Noch herrscht in den USA eine neoliberale Hegemonie: Statt dem Vertrauen auf den Sozialstaat wie ihn die Demokraten mit ihrem Infrastruktur-Paket und stärkerer Reichenbesteuerung zumindest zögerlich aufbauen wollen, dominiert immer noch die Frontier-Mentalität vom Einzelkämpfer-Unternehmer, der sich die Natur unterwirft, Ressourcen aneignet und die Vorstellung, dass jeder durch harte Arbeit zu Reichtum kommen kann. Popkulturell verbreitet wird das in zahlreichen Filmen und Figuren, in Legenden und Mythen, und eben auch in Modezeitschriften, die Stars und Sternchen der USA – und ihren individuellen Erfolg feiern.
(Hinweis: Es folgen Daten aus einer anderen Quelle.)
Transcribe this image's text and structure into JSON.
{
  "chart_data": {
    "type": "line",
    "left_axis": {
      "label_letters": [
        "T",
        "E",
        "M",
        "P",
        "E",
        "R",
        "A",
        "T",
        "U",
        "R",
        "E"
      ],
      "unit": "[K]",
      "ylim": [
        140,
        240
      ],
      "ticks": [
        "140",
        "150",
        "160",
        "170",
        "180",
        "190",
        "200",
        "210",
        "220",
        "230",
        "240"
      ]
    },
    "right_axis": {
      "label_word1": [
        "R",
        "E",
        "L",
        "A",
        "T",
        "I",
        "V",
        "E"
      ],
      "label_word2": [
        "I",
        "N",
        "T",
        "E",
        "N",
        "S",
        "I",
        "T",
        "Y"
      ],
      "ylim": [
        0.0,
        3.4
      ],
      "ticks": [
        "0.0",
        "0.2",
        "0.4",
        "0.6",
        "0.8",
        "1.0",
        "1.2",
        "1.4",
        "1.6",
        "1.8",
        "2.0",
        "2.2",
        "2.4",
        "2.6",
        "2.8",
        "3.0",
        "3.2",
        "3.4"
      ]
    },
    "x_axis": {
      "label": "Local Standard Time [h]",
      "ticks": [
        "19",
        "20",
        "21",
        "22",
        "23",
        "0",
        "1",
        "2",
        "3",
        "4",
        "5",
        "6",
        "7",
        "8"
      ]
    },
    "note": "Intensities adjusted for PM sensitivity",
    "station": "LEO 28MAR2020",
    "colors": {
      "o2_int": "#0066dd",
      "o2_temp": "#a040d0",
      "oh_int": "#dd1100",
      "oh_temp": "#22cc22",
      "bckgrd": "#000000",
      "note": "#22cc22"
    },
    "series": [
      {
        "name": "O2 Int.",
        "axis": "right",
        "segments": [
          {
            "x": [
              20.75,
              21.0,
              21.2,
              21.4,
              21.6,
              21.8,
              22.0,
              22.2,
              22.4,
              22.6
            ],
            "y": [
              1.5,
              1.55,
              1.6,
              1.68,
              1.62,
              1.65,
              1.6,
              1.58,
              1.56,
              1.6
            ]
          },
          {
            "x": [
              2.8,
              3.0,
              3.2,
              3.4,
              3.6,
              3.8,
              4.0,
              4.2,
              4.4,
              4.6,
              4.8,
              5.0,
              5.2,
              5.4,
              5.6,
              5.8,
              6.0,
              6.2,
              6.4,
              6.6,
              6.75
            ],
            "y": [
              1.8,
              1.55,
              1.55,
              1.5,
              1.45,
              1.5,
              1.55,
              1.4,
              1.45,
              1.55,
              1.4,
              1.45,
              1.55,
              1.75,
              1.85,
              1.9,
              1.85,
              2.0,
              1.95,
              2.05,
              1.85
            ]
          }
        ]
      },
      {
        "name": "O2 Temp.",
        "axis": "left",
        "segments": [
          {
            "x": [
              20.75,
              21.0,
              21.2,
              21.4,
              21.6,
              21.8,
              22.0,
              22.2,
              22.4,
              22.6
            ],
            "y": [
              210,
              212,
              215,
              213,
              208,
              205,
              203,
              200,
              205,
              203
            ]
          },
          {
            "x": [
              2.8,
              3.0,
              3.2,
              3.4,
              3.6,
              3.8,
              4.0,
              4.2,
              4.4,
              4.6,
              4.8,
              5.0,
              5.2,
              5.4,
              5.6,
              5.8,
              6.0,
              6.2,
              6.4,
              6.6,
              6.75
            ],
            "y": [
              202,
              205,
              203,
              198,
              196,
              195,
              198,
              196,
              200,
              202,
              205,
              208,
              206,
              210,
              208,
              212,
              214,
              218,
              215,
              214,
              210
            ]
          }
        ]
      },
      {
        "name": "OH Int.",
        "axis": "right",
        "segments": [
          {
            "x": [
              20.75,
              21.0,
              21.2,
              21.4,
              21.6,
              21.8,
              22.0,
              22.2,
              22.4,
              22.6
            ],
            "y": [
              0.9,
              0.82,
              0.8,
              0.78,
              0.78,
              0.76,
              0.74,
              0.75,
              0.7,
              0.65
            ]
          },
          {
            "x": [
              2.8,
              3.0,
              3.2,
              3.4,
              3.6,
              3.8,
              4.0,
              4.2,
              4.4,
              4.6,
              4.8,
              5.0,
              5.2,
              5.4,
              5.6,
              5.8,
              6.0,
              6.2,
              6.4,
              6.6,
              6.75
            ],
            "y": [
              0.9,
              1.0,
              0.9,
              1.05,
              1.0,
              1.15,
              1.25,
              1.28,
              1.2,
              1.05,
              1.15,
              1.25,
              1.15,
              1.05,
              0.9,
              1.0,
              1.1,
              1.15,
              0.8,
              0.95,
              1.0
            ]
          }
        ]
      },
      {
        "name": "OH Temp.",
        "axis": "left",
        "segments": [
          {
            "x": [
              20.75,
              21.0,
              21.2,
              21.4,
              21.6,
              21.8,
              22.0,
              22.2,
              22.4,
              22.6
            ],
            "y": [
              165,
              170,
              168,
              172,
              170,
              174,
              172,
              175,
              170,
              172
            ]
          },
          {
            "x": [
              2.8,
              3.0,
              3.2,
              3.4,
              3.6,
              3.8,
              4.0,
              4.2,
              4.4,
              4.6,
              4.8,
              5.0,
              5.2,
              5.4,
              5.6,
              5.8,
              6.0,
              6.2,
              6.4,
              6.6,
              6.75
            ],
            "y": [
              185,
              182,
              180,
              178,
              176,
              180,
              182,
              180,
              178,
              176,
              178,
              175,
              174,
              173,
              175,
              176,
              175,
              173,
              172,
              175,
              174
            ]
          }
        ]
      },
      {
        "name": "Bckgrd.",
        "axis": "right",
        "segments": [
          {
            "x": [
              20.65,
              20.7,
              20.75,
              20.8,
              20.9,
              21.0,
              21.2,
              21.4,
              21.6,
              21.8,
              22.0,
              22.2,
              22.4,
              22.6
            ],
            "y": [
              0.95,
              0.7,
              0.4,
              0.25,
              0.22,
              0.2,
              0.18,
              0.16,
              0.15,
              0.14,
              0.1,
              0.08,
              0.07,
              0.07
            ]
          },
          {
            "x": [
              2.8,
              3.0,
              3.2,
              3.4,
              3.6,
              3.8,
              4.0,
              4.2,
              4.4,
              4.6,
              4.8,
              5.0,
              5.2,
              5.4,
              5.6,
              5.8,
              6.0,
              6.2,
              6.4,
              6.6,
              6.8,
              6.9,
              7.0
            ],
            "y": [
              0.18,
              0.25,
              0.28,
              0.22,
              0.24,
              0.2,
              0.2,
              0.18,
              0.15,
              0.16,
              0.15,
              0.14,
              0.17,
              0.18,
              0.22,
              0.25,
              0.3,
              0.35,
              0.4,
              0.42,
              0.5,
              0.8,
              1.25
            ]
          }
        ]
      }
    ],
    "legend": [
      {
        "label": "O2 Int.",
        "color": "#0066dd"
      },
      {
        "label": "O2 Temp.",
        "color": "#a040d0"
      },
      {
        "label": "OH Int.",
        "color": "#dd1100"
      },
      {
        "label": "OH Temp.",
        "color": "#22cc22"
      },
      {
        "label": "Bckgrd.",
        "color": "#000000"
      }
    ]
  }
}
Kontra: Ein Kleid ist nur ein Kleid
Mitmachen und dabei drüberstehen geht nicht - zum Auftritt von Alexandria Ocasio-Cortez auf der Met-Art-Gala

Natürlich wird der oder die Durchschnitts-US-Amerikaner*in, die bei der Social-Media-Jagd nach aufregenden Fotos vom roten Teppich der Met-Gala für einige Sekunden auch über das Bild von Ocasio-Cortez stolpert, nicht gleich zum linken Aktivist*in. Trotzdem wurden mit dem Auftritt Hunderttausende, vielleicht gar mehr mit einem linken Politikvorschlag konfrontiert, die ihn sonst nicht gesehen hätten, weil sie vielleicht wenig politikinteressiert sind oder keine Zeitung lesen. Das ist ein Gewinn für die Sache, die nächsten popkulturellen Nadelstiche ins (Unter)Bewusstsein der Nation kommen bestimmt. Gut so!